An independent panel recently ruled that Oxford’s housing problem, along with other factors, was enough to justify building the new estate on green belt land.
Cllr Bob Price, leader of Oxford City Council, said: “The housing needs of Oxford are very serious. They need to be dealt with and the land isn’t available within the city boundaries. A sustainable transport and housing policy means building where the jobs are.”
Dr Whall of the CPRE disagreed. “The development being proposed is mixed-use, with commercial developments planned. It won’t solve the imbalance between the number of jobs and the number of houses in Oxford, because the businesses on the new development will bring more people into Oxford to work.”
The exact number of houses on the proposed development is unclear. The city council originally announced that it planned to build 4,000 houses, which would nearly double the size of the Blackbird Leys / Greater Leys estate. Since then there have been reports of 8,000 and even 12,000 homes on the new site.

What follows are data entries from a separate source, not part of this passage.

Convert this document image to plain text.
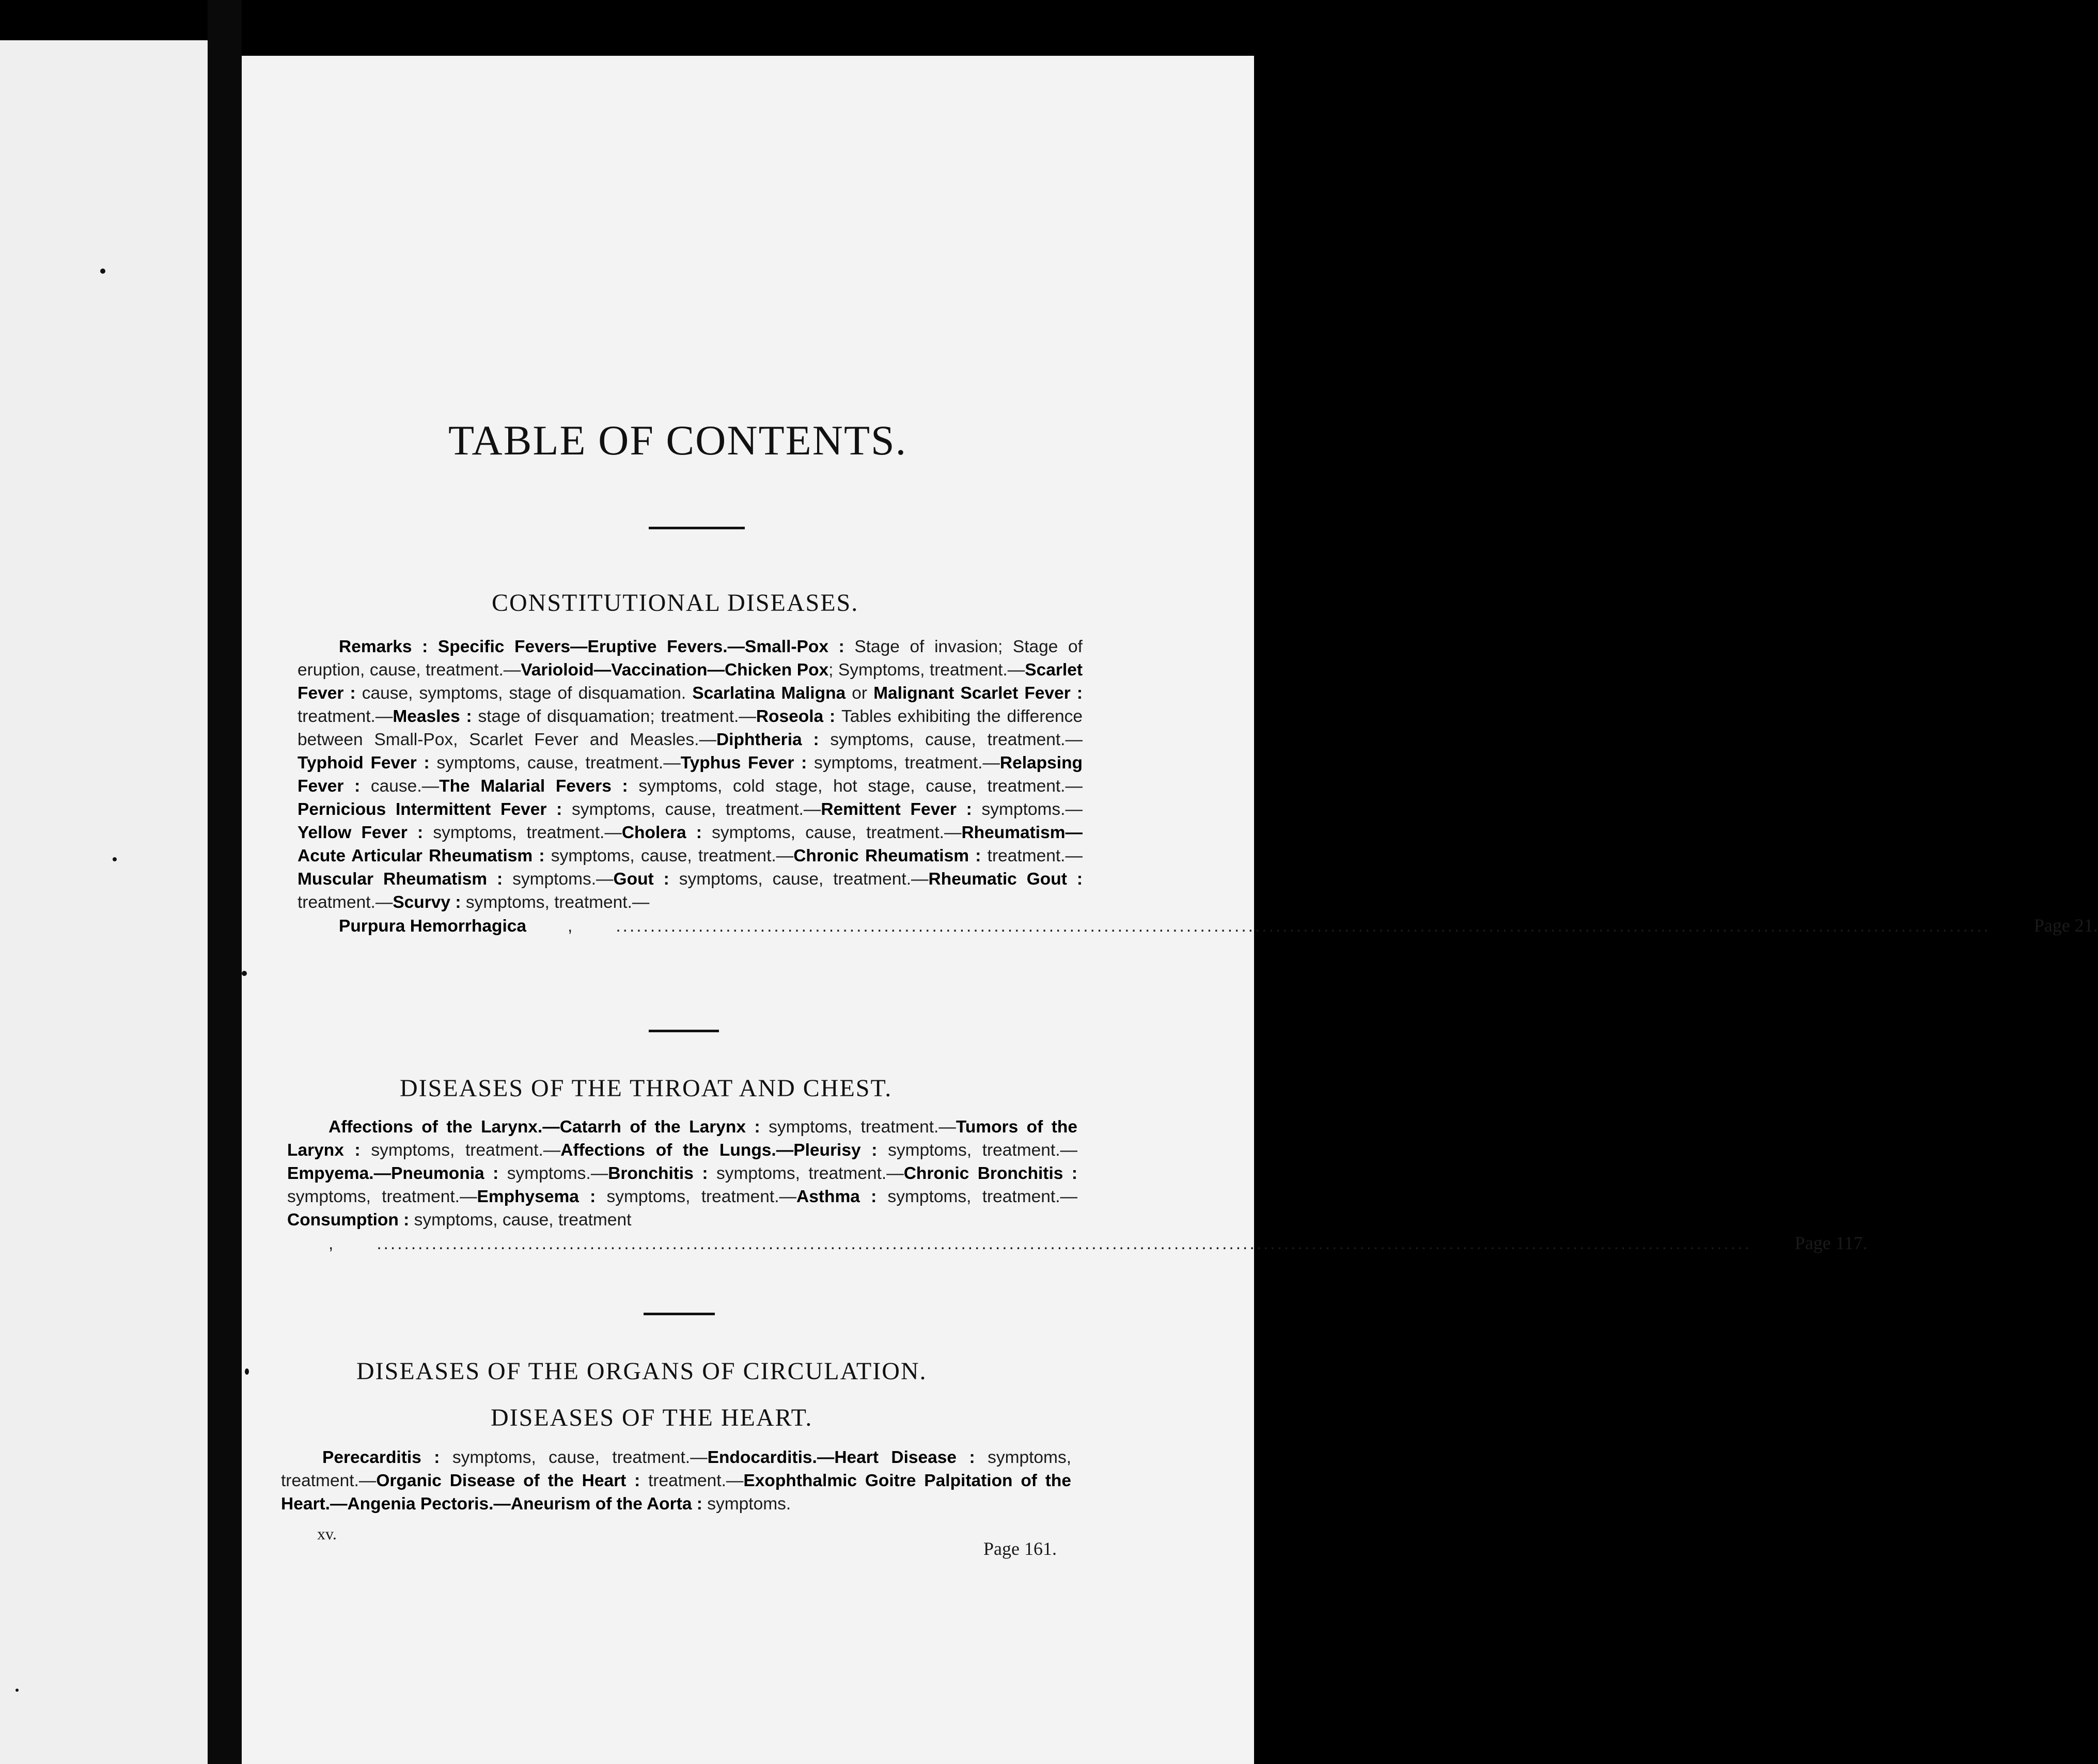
TABLE OF CONTENTS.
CONSTITUTIONAL DISEASES.
Remarks : Specific Fevers—Eruptive Fevers.—Small-Pox : Stage of invasion; Stage of eruption, cause, treatment.—Varioloid—Vaccination—Chicken Pox; Symptoms, treatment.—Scarlet Fever : cause, symptoms, stage of disquamation. Scarlatina Maligna or Malignant Scarlet Fever : treatment.—Measles : stage of disquamation; treatment.—Roseola : Tables exhibiting the difference between Small-Pox, Scarlet Fever and Measles.—Diphtheria : symptoms, cause, treatment.—Typhoid Fever : symptoms, cause, treatment.—Typhus Fever : symptoms, treatment.—Relapsing Fever : cause.—The Malarial Fevers : symptoms, cold stage, hot stage, cause, treatment.—Pernicious Intermittent Fever : symptoms, cause, treatment.—Remittent Fever : symptoms.—Yellow Fever : symptoms, treatment.—Cholera : symptoms, cause, treatment.—Rheumatism—Acute Articular Rheumatism : symptoms, cause, treatment.—Chronic Rheumatism : treatment.—Muscular Rheumatism : symptoms.—Gout : symptoms, cause, treatment.—Rheumatic Gout : treatment.—Scurvy : symptoms, treatment.—
Purpura Hemorrhagica	,	........................................................................................................................................................................................................	Page 21.
DISEASES OF THE THROAT AND CHEST.
Affections of the Larynx.—Catarrh of the Larynx : symptoms, treatment.—Tumors of the Larynx : symptoms, treatment.—Affections of the Lungs.—Pleurisy : symptoms, treatment.—Empyema.—Pneumonia : symptoms.—Bronchitis : symptoms, treatment.—Chronic Bronchitis : symptoms, treatment.—Emphysema : symptoms, treatment.—Asthma : symptoms, treatment.—Consumption : symptoms, cause, treatment
,	........................................................................................................................................................................................................	Page 117.
DISEASES OF THE ORGANS OF CIRCULATION.
DISEASES OF THE HEART.
Perecarditis : symptoms, cause, treatment.—Endocarditis.—Heart Disease : symptoms, treatment.—Organic Disease of the Heart : treatment.—Exophthalmic Goitre Palpitation of the Heart.—Angenia Pectoris.—Aneurism of the Aorta : symptoms.
xv.
Page 161.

Leys residents are asking whether the council will provide enough facilities for people living in the proposed houses. Cllr Bob Price said: “Community facilities would probably include a primary school, provision for early years learning, a shop, community facilities like a community hall and recreation facilities.”
But Brian Lester, longtime resident and former chairman of Blackbird Leys Parish Council, has expressed doubt about the plans becoming reality. “The residents of this area have already been let down once by the politicians regarding infrastructure when the new part of Blackbird Leys was built, and I dare say that if this development goes forward we will be let down again.”
Transport is another key issue. A spokesman from the Oxford Green Belt Network described the new development as “a Kassam Stadium full of people to be added to the daily traffic jams in and out of the roads serving the Leys”.
However, the city council has ambitious plans for solving the transport problems. These include expanding the bus service, making road improvements and reopening the old railway line as a passenger service into central Oxford.